Christmas playlist part six: The Nightmare Before Christmas

The Nightmare Before Christmas is a holiday staple around these parts. It has been for me since I first saw the movie in 1993. It’s a classic that stands up to A Charlie Brown Christmas and The Grinch Who Stole Christmas but with the added fun of being a little twisted.

How much do we love this movie? Meg and I had Jack & Sally cake toppers at our Halloween-themed wedding last year. (Technically, they didn’t sit on top of the cake because we had a cake buffet, but I digress.)

But, specifically, the soundtrack… it’s perfection.
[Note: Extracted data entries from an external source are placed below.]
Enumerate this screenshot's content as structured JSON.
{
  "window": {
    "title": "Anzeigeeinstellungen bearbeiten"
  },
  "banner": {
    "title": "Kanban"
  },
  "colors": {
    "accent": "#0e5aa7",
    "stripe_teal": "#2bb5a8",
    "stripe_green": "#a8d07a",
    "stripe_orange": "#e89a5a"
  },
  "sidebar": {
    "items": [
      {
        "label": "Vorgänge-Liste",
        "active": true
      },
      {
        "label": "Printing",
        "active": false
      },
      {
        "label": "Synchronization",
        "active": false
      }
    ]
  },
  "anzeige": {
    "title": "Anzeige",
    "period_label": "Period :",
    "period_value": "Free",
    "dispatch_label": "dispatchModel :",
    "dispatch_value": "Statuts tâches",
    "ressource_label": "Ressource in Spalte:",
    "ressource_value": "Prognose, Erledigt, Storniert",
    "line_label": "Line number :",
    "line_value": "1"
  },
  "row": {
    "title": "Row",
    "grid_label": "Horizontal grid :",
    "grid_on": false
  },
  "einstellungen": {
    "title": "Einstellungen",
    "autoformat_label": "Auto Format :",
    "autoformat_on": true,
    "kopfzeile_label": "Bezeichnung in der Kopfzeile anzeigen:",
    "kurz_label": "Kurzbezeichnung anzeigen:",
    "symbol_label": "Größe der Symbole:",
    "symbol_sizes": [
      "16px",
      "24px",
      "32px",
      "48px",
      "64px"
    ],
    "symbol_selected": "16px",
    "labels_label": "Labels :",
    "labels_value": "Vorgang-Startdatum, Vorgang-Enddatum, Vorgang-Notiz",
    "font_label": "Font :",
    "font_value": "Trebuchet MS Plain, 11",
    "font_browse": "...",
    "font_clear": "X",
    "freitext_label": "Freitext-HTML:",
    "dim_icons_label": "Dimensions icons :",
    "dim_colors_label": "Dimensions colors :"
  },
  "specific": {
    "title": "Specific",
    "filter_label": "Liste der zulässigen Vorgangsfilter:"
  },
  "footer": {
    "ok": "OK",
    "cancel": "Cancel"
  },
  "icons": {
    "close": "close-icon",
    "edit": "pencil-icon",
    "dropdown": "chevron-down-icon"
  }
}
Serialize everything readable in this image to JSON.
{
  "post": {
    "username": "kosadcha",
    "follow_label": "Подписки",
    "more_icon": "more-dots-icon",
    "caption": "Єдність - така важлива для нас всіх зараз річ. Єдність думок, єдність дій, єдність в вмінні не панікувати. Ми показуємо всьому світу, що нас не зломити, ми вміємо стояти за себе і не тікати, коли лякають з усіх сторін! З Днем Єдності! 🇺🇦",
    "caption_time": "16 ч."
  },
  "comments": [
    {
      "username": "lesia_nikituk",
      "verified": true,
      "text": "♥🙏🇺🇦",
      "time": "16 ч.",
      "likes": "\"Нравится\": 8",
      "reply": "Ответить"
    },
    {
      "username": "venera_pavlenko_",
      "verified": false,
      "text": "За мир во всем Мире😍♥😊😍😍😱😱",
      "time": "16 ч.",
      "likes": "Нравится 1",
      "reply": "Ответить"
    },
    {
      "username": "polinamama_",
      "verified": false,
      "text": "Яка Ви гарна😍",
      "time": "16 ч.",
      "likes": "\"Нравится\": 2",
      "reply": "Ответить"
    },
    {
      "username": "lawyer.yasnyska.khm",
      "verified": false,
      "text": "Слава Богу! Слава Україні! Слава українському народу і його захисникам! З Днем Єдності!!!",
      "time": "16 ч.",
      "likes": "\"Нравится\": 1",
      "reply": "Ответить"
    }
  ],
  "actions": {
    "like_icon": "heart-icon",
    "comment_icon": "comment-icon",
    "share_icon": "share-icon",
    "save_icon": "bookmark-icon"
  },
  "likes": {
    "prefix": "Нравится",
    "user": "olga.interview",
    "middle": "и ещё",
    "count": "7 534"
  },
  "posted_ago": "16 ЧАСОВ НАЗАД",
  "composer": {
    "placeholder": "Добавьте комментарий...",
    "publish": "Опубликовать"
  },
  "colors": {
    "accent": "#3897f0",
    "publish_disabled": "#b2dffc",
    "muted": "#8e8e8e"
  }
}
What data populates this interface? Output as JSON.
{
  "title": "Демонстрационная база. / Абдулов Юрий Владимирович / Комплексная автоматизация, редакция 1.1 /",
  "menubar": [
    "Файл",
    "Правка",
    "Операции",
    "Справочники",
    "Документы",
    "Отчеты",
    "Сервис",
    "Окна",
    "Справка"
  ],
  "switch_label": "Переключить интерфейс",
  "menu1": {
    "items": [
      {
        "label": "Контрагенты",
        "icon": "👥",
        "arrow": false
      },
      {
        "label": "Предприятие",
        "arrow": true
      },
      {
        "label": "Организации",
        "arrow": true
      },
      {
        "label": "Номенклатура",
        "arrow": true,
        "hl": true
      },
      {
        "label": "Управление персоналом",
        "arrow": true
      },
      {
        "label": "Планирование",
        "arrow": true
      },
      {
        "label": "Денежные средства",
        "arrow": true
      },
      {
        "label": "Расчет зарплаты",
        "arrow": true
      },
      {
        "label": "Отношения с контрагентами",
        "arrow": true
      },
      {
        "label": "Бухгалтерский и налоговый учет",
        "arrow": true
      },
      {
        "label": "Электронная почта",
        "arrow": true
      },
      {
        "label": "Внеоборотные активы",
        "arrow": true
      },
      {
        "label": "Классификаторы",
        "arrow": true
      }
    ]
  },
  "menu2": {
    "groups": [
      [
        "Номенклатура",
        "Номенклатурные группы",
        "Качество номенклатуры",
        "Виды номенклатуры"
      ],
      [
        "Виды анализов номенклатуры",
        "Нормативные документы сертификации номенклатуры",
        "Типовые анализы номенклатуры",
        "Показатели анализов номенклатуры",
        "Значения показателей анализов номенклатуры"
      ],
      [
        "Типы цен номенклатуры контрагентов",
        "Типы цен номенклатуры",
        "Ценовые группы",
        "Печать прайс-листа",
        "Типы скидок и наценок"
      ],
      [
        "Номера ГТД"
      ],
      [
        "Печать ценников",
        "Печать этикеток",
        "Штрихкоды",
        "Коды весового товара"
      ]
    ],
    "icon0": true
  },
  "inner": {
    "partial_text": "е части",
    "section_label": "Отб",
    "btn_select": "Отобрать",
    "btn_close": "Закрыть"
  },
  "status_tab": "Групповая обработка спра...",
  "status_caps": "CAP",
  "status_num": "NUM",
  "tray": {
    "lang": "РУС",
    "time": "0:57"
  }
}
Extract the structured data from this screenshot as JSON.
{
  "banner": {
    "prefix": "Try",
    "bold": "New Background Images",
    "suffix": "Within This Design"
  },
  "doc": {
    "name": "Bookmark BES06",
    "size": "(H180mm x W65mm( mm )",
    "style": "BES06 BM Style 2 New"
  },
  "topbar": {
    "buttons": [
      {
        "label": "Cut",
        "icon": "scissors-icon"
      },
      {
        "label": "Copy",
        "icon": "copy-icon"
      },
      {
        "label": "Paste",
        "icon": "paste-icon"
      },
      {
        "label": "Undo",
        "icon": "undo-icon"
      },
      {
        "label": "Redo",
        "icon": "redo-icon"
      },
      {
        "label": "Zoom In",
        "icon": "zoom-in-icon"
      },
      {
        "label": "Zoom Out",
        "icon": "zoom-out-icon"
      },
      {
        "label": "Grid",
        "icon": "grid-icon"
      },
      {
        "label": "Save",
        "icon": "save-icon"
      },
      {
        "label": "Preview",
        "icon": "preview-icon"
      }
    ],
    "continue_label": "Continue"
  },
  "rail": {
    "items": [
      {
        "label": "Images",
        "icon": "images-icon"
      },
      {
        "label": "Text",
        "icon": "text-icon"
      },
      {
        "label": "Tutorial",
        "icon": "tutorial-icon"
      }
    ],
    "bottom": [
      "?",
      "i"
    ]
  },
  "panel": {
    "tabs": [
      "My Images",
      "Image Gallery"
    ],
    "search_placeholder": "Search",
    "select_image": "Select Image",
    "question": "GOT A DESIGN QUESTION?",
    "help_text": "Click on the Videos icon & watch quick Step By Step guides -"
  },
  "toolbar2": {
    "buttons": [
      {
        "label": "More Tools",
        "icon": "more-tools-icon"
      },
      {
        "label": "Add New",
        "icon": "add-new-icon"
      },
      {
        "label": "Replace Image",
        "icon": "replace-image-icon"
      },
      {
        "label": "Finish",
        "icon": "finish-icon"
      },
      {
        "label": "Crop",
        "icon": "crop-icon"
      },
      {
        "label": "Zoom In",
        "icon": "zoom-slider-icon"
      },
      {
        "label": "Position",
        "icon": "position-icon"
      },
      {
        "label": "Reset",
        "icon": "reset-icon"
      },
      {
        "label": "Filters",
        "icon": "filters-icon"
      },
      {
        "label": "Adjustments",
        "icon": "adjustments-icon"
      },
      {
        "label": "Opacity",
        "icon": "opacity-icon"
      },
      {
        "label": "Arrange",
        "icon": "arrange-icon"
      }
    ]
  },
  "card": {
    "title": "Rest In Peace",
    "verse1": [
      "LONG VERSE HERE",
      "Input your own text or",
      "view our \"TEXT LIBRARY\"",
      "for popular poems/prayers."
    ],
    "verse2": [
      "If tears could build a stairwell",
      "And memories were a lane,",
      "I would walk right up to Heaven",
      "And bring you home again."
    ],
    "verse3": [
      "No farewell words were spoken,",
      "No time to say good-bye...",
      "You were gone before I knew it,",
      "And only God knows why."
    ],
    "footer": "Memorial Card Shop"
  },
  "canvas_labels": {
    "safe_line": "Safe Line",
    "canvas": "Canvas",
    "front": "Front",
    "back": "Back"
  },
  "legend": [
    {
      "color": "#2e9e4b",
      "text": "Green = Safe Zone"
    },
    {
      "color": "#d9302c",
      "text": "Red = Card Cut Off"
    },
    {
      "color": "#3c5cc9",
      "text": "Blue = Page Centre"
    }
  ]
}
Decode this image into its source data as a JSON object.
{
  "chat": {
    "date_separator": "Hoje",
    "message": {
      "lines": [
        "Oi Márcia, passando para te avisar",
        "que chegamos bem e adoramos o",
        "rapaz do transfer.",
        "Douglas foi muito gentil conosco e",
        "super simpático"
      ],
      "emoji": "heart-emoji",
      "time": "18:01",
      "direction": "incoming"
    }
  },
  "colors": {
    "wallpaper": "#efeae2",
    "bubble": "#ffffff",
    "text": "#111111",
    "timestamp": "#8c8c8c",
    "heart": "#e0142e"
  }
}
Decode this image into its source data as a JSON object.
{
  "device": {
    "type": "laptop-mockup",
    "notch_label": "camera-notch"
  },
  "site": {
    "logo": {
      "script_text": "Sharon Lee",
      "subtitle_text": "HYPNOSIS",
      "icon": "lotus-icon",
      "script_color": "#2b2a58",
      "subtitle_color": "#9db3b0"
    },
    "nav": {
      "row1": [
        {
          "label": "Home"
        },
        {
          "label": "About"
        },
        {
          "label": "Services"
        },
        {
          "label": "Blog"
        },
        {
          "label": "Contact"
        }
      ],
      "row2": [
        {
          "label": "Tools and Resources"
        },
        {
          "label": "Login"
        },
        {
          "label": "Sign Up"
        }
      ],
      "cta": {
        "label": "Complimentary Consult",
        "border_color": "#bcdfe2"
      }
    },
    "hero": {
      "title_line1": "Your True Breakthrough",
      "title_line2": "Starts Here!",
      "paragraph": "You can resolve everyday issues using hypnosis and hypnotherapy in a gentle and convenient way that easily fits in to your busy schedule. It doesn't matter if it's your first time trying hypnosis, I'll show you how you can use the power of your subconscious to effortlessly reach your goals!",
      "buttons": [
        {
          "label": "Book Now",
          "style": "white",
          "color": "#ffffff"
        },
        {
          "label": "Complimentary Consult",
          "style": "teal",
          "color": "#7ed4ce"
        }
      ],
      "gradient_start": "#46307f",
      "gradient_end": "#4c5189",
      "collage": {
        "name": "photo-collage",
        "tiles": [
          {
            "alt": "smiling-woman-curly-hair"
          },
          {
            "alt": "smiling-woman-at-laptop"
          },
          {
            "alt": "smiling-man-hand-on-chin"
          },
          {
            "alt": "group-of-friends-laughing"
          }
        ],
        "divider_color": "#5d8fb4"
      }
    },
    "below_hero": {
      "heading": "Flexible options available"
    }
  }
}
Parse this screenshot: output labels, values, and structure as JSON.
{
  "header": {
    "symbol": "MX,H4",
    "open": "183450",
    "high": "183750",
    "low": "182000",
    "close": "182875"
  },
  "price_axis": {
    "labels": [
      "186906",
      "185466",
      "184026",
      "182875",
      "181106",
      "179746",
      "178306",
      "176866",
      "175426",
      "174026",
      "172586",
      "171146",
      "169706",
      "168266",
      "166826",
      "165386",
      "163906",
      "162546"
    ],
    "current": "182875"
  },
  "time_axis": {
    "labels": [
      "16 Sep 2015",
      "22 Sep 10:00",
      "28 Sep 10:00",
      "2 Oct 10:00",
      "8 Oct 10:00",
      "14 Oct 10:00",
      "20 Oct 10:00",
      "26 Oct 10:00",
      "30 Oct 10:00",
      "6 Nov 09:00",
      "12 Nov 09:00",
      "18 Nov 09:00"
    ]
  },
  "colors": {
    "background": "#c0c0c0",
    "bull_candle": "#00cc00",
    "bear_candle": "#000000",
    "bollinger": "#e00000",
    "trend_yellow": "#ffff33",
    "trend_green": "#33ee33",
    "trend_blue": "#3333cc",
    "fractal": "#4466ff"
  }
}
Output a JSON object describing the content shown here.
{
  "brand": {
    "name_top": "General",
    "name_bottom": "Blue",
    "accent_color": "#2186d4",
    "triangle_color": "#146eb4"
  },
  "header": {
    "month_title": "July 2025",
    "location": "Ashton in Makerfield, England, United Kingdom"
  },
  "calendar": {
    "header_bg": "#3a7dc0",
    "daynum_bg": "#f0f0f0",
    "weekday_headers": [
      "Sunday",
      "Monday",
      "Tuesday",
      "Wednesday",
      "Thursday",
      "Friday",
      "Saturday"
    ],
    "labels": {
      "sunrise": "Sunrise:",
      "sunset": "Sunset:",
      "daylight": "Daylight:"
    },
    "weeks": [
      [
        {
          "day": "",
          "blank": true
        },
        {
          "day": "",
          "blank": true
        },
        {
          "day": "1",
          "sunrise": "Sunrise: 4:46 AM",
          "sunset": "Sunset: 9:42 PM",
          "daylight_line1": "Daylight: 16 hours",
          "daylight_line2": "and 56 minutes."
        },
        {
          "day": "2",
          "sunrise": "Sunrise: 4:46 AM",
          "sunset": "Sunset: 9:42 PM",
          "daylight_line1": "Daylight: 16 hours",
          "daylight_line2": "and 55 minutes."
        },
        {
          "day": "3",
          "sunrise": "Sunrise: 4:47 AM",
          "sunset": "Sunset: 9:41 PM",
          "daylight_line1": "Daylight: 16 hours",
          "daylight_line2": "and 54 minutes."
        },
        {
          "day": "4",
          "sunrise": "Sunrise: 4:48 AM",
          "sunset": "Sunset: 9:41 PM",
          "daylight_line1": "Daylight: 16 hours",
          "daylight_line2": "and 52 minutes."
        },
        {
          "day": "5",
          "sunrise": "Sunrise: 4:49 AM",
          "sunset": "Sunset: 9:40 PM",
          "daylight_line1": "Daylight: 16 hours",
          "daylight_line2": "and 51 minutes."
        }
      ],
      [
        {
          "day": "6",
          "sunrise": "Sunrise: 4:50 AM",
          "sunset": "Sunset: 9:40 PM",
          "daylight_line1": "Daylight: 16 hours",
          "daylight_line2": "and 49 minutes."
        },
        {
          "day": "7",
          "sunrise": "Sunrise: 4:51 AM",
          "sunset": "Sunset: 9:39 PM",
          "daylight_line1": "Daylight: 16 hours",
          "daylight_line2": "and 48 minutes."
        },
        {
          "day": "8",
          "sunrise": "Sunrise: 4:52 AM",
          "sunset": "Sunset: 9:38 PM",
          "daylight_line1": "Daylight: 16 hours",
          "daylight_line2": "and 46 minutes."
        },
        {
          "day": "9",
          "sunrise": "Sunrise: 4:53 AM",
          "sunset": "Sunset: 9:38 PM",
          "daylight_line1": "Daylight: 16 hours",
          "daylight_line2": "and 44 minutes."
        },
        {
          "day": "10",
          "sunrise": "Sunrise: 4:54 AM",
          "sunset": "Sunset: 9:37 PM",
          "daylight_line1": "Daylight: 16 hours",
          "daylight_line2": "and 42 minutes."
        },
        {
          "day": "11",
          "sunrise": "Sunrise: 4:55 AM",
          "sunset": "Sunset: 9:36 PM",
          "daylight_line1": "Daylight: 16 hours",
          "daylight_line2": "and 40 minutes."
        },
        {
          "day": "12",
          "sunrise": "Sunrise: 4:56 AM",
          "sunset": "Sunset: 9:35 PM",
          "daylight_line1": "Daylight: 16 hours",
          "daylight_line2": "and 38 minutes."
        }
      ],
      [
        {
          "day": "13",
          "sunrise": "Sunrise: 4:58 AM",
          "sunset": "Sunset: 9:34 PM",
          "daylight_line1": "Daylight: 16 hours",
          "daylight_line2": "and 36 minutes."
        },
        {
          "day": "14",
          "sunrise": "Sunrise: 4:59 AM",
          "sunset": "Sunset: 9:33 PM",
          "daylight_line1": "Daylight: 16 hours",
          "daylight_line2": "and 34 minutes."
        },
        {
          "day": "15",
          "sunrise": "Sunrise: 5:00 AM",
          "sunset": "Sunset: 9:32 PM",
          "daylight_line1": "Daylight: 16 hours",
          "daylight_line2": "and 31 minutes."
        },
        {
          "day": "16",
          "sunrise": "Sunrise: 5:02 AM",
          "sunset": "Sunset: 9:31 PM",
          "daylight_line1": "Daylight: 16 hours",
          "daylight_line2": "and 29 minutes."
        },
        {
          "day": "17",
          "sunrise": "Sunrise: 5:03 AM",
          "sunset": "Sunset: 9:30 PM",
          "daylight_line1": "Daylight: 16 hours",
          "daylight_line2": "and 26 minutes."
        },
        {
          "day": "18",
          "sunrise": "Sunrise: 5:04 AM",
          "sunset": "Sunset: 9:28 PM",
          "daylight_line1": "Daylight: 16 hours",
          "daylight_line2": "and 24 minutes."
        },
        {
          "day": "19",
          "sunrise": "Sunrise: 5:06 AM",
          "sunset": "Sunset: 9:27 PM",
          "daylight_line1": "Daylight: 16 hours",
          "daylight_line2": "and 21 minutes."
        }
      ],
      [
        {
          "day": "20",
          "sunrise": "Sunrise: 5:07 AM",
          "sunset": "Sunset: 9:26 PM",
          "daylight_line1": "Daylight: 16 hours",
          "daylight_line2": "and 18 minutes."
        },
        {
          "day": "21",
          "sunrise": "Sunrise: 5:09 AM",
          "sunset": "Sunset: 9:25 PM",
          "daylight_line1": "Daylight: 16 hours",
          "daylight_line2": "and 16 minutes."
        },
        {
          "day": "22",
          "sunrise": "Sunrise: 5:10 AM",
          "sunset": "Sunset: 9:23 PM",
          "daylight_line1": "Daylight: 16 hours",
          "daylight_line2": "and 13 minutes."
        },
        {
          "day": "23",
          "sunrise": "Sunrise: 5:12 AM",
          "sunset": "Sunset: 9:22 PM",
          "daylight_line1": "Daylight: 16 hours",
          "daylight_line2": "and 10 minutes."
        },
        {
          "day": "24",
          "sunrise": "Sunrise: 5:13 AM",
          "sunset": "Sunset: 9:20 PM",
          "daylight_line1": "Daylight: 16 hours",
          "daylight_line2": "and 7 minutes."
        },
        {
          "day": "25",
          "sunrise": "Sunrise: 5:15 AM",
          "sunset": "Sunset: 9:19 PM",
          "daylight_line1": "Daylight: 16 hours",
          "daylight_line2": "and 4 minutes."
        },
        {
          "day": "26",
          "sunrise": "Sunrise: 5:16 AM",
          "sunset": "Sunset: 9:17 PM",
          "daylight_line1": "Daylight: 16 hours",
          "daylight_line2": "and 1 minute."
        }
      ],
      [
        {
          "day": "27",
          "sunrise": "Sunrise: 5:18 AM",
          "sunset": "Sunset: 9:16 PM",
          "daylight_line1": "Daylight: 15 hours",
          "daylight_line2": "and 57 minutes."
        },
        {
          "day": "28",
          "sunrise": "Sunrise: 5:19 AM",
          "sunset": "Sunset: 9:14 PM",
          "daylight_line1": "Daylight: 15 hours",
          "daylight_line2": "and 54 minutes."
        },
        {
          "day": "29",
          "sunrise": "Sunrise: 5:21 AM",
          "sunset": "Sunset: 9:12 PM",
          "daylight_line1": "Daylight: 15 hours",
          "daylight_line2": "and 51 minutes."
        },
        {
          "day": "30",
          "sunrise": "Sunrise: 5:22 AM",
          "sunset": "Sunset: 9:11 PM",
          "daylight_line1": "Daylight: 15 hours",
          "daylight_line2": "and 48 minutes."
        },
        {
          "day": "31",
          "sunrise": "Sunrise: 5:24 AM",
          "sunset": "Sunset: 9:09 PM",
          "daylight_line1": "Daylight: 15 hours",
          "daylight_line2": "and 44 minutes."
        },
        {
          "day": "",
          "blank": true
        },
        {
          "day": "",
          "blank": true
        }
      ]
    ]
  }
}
The overture is pure excitement, and manages to capture holiday cheer and menace at the same time. Jack Skellington from The Nightmare Before Christmas

“What’s This?” is pure magic, it captures the excitement and anticipation of Christmas with all the trimmings, but also just enough weird to keep it from being schmaltzy. “There’s children throwing snowballs instead of throwing heads…”

For pure Addams Family energy, you can’t beat “This Is Halloween.” (And when I say Addams Family, I mean the 60s TV show with the legendary John Astin.) Pure chaos. Just what Christmas needs.

I also love the nod to Cab Calloway with “Oogie Boogie’s Song.” To be fair, I probably wouldn’t have picked up on the reference except for repeated watchings of The Blues Brothers and Cab Calloway’s spotlight moment in that film.

It’s weird to me that many people may think of Danny Elfman these days first and foremost as a composer. I mean, that is the bulk of his work since Oingo Boingo wrapped up in the mid-90s. But he’s got one of the best voices in the business, too, and it hasn’t gotten nearly enough airtime since he went into the soundtrack business. Just listen to “Jack’s Lament” closely. The man has got some pipes.

But on Nightmare it’s front and center. Chris Sarandon does a great job with Jack’s speaking voice, but Elfman’s singing is the heart of the character for me.

Which doesn’t take away from the music itself. It’s a beautiful score, but it doesn’t take itself too seriously. There’s a reason Elfman has done so well as a composer.

I imagine I’m preaching to the choir, but if there’s anybody stumbling on this post who hasn’t enjoyed The Nightmare Before Christmas, I hope you’ll rectify that at the soonest opportunity.

With that, I’m closing up the Christmas playlist series for the season and will be back to normal topics tomorrow. Or whatever passes for normal around here, anyway.